In the grand tradition of Amadeus, The Madness of King George takes a larger-than-life, historical figure and the queens, politicians, attendants and others who surround him and profoundly humanizes them. In this case the subject is George III, the king of England probably most famous for losing the colonies, and the device employed to bring him out of mythology and into history is the dementia he suffered for much of his reign.
The film opens with George, a gruff but likable “king of the people” (he was called Farmer George by his subjects), fully in command of both his senses and his country. But soon, strange behavior begins to plague the king as he awakes at all hours of the night, behaves unseemly toward the court ladies, and displays a reckless physical energy, running all over the castle grounds shouting obscenities and making ridiculous demands of his staff. The film draws its dramatic tension from the fact that the king’s eldest son, portrayed as a conniving fop by Rupert Everett, conspires with the party of the opposition to try to have the king put away, while the king’s government works feverishly to keep his illness under wraps. Little more than the question, “Will the king be cured, and will he be cured in time?” describes the plot of this movie, but the lack of action does not matter because it is not action that makes this film work. It is acting.
Performance after performance make characters which are completely foreign to modern America not just believable but likable, despicable, boring or engaging. George is played masterfully by the veteran British actor Nigel Hawthorne who created the role on the London stage in the play from which the film script was adapted. From his tender, playful scenes behind closed doors with Charlotte, his devoted queen, to his heart wrenching moments of clarity when he admits that he “seems to be here, but not all there,” Hawthorne gives the king a fullness and complexity that calls to mind performances by Olivier, Burton or Hopkins. Helen Mirren garnered an Oscar nomination (as did Hawthorne) for her moving and flawless enactment of the pitiable Charlotte, but a supporting cast including Everett; Ian Hole as Willis, the king’s physician; Rupert Graves as Greville, an assistant to the king; and Amanda Donohoe as Lady Pembroke, the Queen’s lady in waiting; all perform so masterfully that any of them could have been nominated.
George’s rich texture and grace owe much to many, including Alan Bennett who wrote the screenplay, Nicholas Hytner who directed and even Mark Thompson who makes his film debut as costume designer, but command performances all around are chiefly responsible for its beauty as a work of art. And this film is just that: art. In an age when special effects, increasingly prurient sex and violence, or major star presence is supposedly necessary for success, The Madness of King George breaks all the rules. Excellence at every level has created a movie that even handles potentially prurient elements with consummate taste while never backing away from showing the gritty elements —harsh conditions that include hair-raising medical treatments and comical diagnoses—that made life in eighteenth century Britain so distasteful.

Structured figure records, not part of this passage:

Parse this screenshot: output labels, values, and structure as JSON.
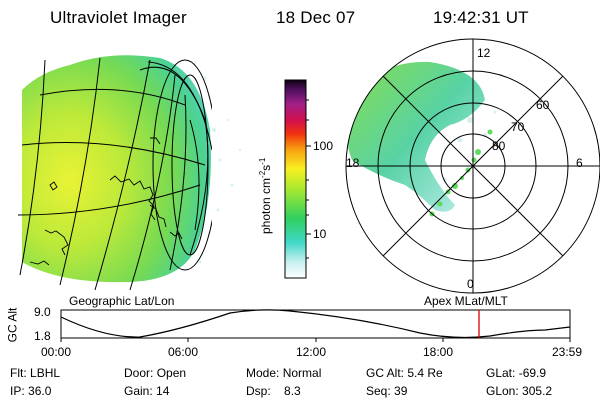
{
  "header": {
    "title": "Ultraviolet Imager",
    "date": "18 Dec 07",
    "time": "19:42:31 UT"
  },
  "colorbar": {
    "label": "photon cm",
    "label_sup1": "-2",
    "label_s": "s",
    "label_sup2": "-1",
    "ticks": [
      "100",
      "10"
    ]
  },
  "left_panel": {
    "caption": "Geographic Lat/Lon"
  },
  "right_panel": {
    "caption": "Apex MLat/MLT",
    "mlt_labels": {
      "top": "12",
      "bottom": "0",
      "left": "18",
      "right": "6"
    },
    "lat_labels": [
      "60",
      "70",
      "80"
    ]
  },
  "altitude_plot": {
    "ylabel": "GC Alt",
    "yticks": [
      "9.0",
      "1.8"
    ],
    "xticks": [
      "00:00",
      "06:00",
      "12:00",
      "18:00",
      "23:59"
    ],
    "marker_time": "19:42",
    "marker_color": "#e00000"
  },
  "status": {
    "row1": [
      {
        "k": "Flt:",
        "v": "LBHL"
      },
      {
        "k": "Door:",
        "v": "Open"
      },
      {
        "k": "Mode:",
        "v": "Normal"
      },
      {
        "k": "GC Alt:",
        "v": "5.4 Re"
      },
      {
        "k": "GLat:",
        "v": "-69.9"
      }
    ],
    "row2": [
      {
        "k": "IP:",
        "v": "36.0"
      },
      {
        "k": "Gain:",
        "v": "14"
      },
      {
        "k": "Dsp:",
        "v": "8.3"
      },
      {
        "k": "Seq:",
        "v": "39"
      },
      {
        "k": "GLon:",
        "v": "305.2"
      }
    ]
  }
}
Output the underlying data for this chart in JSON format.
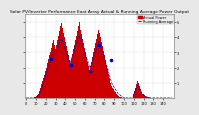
{
  "title": "Solar PV/Inverter Performance East Array Actual & Running Average Power Output",
  "title_fontsize": 3.2,
  "bg_color": "#e8e8e8",
  "plot_bg_color": "#ffffff",
  "bar_color": "#cc0000",
  "avg_line_color": "#0000cc",
  "dot_color": "#0000cc",
  "grid_color": "#aaaaaa",
  "ylim": [
    0,
    5.5
  ],
  "yticks": [
    1,
    2,
    3,
    4,
    5
  ],
  "ytick_labels": [
    "1",
    "2",
    "3",
    "4",
    "5"
  ],
  "num_bars": 150,
  "bar_heights": [
    0.02,
    0.02,
    0.02,
    0.02,
    0.02,
    0.02,
    0.02,
    0.02,
    0.02,
    0.05,
    0.1,
    0.15,
    0.2,
    0.3,
    0.5,
    0.7,
    0.9,
    1.1,
    1.3,
    1.5,
    1.8,
    2.0,
    2.3,
    2.6,
    2.8,
    3.0,
    3.3,
    3.6,
    3.8,
    3.5,
    3.2,
    3.5,
    3.8,
    4.1,
    4.4,
    4.7,
    4.9,
    4.6,
    4.3,
    4.0,
    3.7,
    3.4,
    3.1,
    2.8,
    2.5,
    2.3,
    2.6,
    2.9,
    3.2,
    3.5,
    3.8,
    4.1,
    4.4,
    4.7,
    5.0,
    4.8,
    4.5,
    4.2,
    3.9,
    3.6,
    3.3,
    3.0,
    2.7,
    2.4,
    2.1,
    1.8,
    2.1,
    2.4,
    2.7,
    3.0,
    3.3,
    3.6,
    3.9,
    4.2,
    4.5,
    4.3,
    4.0,
    3.7,
    3.4,
    3.1,
    2.8,
    2.5,
    2.2,
    1.9,
    1.6,
    1.3,
    1.0,
    0.8,
    0.7,
    0.6,
    0.5,
    0.4,
    0.3,
    0.2,
    0.15,
    0.1,
    0.08,
    0.05,
    0.03,
    0.02,
    0.02,
    0.02,
    0.02,
    0.02,
    0.02,
    0.02,
    0.02,
    0.02,
    0.02,
    0.02,
    0.3,
    0.5,
    0.7,
    0.9,
    1.1,
    1.0,
    0.8,
    0.6,
    0.4,
    0.3,
    0.25,
    0.2,
    0.15,
    0.1,
    0.08,
    0.05,
    0.03,
    0.02,
    0.02,
    0.02,
    0.02,
    0.02,
    0.02,
    0.02,
    0.02,
    0.02,
    0.02,
    0.02,
    0.02,
    0.02,
    0.02,
    0.02,
    0.02,
    0.02,
    0.02,
    0.02,
    0.02,
    0.02,
    0.02,
    0.02
  ],
  "avg_heights": [
    0.02,
    0.02,
    0.02,
    0.02,
    0.02,
    0.02,
    0.02,
    0.02,
    0.02,
    0.03,
    0.06,
    0.1,
    0.14,
    0.2,
    0.35,
    0.5,
    0.7,
    0.9,
    1.1,
    1.3,
    1.5,
    1.7,
    1.9,
    2.1,
    2.3,
    2.5,
    2.7,
    2.9,
    3.1,
    3.0,
    2.9,
    3.0,
    3.2,
    3.4,
    3.6,
    3.8,
    3.9,
    3.8,
    3.6,
    3.4,
    3.2,
    3.0,
    2.8,
    2.6,
    2.4,
    2.3,
    2.5,
    2.7,
    2.9,
    3.1,
    3.3,
    3.5,
    3.7,
    3.9,
    4.1,
    4.0,
    3.8,
    3.6,
    3.4,
    3.2,
    3.0,
    2.8,
    2.6,
    2.4,
    2.2,
    2.0,
    2.1,
    2.3,
    2.5,
    2.7,
    2.9,
    3.1,
    3.3,
    3.5,
    3.7,
    3.6,
    3.4,
    3.2,
    3.0,
    2.8,
    2.6,
    2.4,
    2.2,
    2.0,
    1.8,
    1.5,
    1.3,
    1.1,
    0.9,
    0.8,
    0.7,
    0.6,
    0.5,
    0.4,
    0.3,
    0.25,
    0.2,
    0.15,
    0.1,
    0.07,
    0.05,
    0.04,
    0.03,
    0.02,
    0.02,
    0.02,
    0.02,
    0.02,
    0.02,
    0.02,
    0.25,
    0.4,
    0.55,
    0.7,
    0.8,
    0.75,
    0.65,
    0.5,
    0.35,
    0.25,
    0.2,
    0.15,
    0.12,
    0.09,
    0.07,
    0.05,
    0.04,
    0.03,
    0.02,
    0.02,
    0.02,
    0.02,
    0.02,
    0.02,
    0.02,
    0.02,
    0.02,
    0.02,
    0.02,
    0.02,
    0.02,
    0.02,
    0.02,
    0.02,
    0.02,
    0.02,
    0.02,
    0.02,
    0.02,
    0.02
  ],
  "dot_x": [
    25,
    46,
    65,
    74,
    87
  ],
  "dot_y": [
    2.6,
    2.2,
    1.8,
    3.5,
    2.5
  ],
  "xlabel_fontsize": 2.5,
  "tick_fontsize": 2.5,
  "legend_fontsize": 2.5,
  "legend_items": [
    "Actual Power",
    "Running Average"
  ],
  "legend_colors": [
    "#cc0000",
    "#0000cc"
  ],
  "text_color": "#000000",
  "spine_color": "#888888"
}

Imagination is a treasure to be guarded and stimulated in just the right ways. It is rare when a period film catches the imagination and hurls us back in time, causing us to care about people long dead in situations foreign to all that we know and experience. But this movie so realizes its goal of making us care about George, Charlotte, Greville, Willis and the rest that we sit, transfixed and transported to “England’s green and pleasant land,” and happily for two hours suffer and rejoice with a poor, very human king who has a wife that adores him, a son who despises him, and a burden that torments his soul. And that is what great art is all about.